Outsourcing is stupid.

A bold headline, isn't it?  If you define stupid as an act or behaviour lacking sense, then there needs to be a bit of context around this statement and justification to "Why outsource?"  "Outsourcing is Stupid" via CIOUpdate suggests why would anyone want to outsource IT when defects increase 35-to-40%?  For us old software engineering types, we were taught that defects found in the delivery phase of a project are 70-to-80% more costly to fix than those found in the specification and design phases.  That, and outsource projects tend to see project management and controls expand 25-to-30% that is a more expensive exercise.  The article goes on to state that the only effective reason to outsource IT is when a company cannot afford to do the work themselves.  To summarize the article, It is cheaper and better when you can do the work at home, especially when modern tools automate so much.

If you look at large companies, in particular resource companies, you can see a connection between the commitment of management to outsource, and the growth of the project management office.  With outsourcing, you tend to have management on both sides of engagement.  It seems like a lot of duplicated effort, logistical disconnects, and sacrificed quality for software and service provision that is 900% more ineffective.  These companies, like many large companies, have the resources to do the work themselves.

"When Outsourcing Goes Bad" from InformationWeek is a brilliant bit with more useful nuggets of information.  Of a survey of about 420 companies, only half ranked their outsourcing endeavours as successful.  One in six claimed their outsourcing was a disaster.  It makes sense though.   Many CIOs outsource for the wrong reason, and usually its not for increased efficiency (because how can you make that claim with all the evidence against it), but for that easy money reduction of operating cost.  This article mentions when IT is outsourced, the event itself requires board level scrutiny and continual review.   Many failures end up in costly litigations.  When the horses are out of the gate, the further they run, the harder they are to round up.
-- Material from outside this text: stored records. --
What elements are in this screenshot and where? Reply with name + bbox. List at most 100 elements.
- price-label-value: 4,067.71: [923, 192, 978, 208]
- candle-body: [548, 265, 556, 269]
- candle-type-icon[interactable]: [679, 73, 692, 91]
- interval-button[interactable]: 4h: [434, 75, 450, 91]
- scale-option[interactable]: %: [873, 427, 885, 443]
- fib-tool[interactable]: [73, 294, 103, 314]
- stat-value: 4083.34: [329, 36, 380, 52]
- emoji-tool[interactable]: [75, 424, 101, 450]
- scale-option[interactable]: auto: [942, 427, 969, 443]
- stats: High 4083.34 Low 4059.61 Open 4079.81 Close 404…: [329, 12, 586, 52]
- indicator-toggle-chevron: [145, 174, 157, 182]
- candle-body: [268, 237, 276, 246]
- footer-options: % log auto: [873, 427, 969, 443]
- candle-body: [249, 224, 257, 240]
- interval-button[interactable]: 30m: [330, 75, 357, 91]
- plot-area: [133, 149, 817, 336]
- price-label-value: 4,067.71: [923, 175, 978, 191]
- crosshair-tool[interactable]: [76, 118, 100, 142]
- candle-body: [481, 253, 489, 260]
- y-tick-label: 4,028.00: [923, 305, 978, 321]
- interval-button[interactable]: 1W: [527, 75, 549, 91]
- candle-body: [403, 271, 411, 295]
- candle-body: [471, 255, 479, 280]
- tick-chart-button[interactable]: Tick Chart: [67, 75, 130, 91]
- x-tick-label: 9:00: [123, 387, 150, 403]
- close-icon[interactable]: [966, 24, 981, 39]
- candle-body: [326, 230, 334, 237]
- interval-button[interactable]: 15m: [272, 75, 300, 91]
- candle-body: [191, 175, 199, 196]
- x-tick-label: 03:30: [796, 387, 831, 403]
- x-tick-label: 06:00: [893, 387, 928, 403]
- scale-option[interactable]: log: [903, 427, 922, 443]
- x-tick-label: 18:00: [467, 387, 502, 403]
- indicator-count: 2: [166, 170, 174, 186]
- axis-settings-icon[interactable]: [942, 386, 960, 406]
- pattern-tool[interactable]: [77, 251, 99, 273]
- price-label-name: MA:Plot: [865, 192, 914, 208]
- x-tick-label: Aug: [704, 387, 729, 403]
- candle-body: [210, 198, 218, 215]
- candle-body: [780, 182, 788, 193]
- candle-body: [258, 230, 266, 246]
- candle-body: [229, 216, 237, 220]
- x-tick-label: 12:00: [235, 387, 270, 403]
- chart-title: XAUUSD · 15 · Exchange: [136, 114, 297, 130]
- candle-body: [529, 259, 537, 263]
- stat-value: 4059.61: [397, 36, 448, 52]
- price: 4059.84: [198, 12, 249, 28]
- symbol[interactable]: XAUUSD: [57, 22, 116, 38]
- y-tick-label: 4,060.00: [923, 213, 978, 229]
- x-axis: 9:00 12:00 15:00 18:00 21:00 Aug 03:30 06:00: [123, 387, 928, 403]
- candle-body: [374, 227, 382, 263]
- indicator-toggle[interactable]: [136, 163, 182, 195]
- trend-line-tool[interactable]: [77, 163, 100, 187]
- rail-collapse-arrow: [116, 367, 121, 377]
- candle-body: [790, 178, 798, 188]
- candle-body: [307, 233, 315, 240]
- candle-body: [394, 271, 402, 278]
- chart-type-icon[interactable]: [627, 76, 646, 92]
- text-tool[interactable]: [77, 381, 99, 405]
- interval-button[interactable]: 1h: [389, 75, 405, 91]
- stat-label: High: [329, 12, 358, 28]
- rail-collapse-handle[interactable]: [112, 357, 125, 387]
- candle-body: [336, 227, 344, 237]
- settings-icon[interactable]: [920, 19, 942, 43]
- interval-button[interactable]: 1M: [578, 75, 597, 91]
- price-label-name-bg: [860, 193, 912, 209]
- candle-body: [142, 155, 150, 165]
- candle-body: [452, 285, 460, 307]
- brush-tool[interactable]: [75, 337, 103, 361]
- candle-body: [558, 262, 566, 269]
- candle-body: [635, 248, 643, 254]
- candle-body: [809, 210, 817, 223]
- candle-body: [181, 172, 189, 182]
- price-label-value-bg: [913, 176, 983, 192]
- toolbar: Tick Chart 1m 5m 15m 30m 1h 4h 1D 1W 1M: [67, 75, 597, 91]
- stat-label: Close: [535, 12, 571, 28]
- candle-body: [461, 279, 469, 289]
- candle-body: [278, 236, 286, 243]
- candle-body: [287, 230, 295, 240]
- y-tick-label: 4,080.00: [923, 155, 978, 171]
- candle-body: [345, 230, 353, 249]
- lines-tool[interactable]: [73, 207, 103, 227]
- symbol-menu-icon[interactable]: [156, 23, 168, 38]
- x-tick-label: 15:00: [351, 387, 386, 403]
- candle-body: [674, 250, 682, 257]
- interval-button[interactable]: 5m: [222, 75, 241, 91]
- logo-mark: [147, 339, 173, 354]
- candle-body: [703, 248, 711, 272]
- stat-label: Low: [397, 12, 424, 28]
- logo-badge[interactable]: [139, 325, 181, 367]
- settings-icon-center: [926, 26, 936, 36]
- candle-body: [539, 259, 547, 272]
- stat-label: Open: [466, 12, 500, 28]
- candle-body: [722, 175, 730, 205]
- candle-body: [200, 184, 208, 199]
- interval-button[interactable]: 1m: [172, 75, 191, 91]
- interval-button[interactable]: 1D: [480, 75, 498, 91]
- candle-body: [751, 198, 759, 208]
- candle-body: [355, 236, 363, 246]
So again, why is it that companies that can afford to do it right, still pick the wrong path?   It can't be the core competency argument, because what large company would claim that their information systems do not present a material risk to their continuous operation?  So it must be ignorance, or skill-full politic in the deferring of blame.

And this reflects so poorly on the IT industry in general.  To reduce costs, you still need to go after the biggest spend that is your human capital.  When you outsource, the outsource absolutely will go for the cheap, warm body on the bench.  This continues to depress the job market and make IT an unattractive career.  And this in turn also drives the lack of credentials and experience in IT.

It would be so much better if continuous improvement, process efficiency, and quality control were the focus of solution delivery.  Execution excellence... how many companies have that sound bite in their mission or value statement?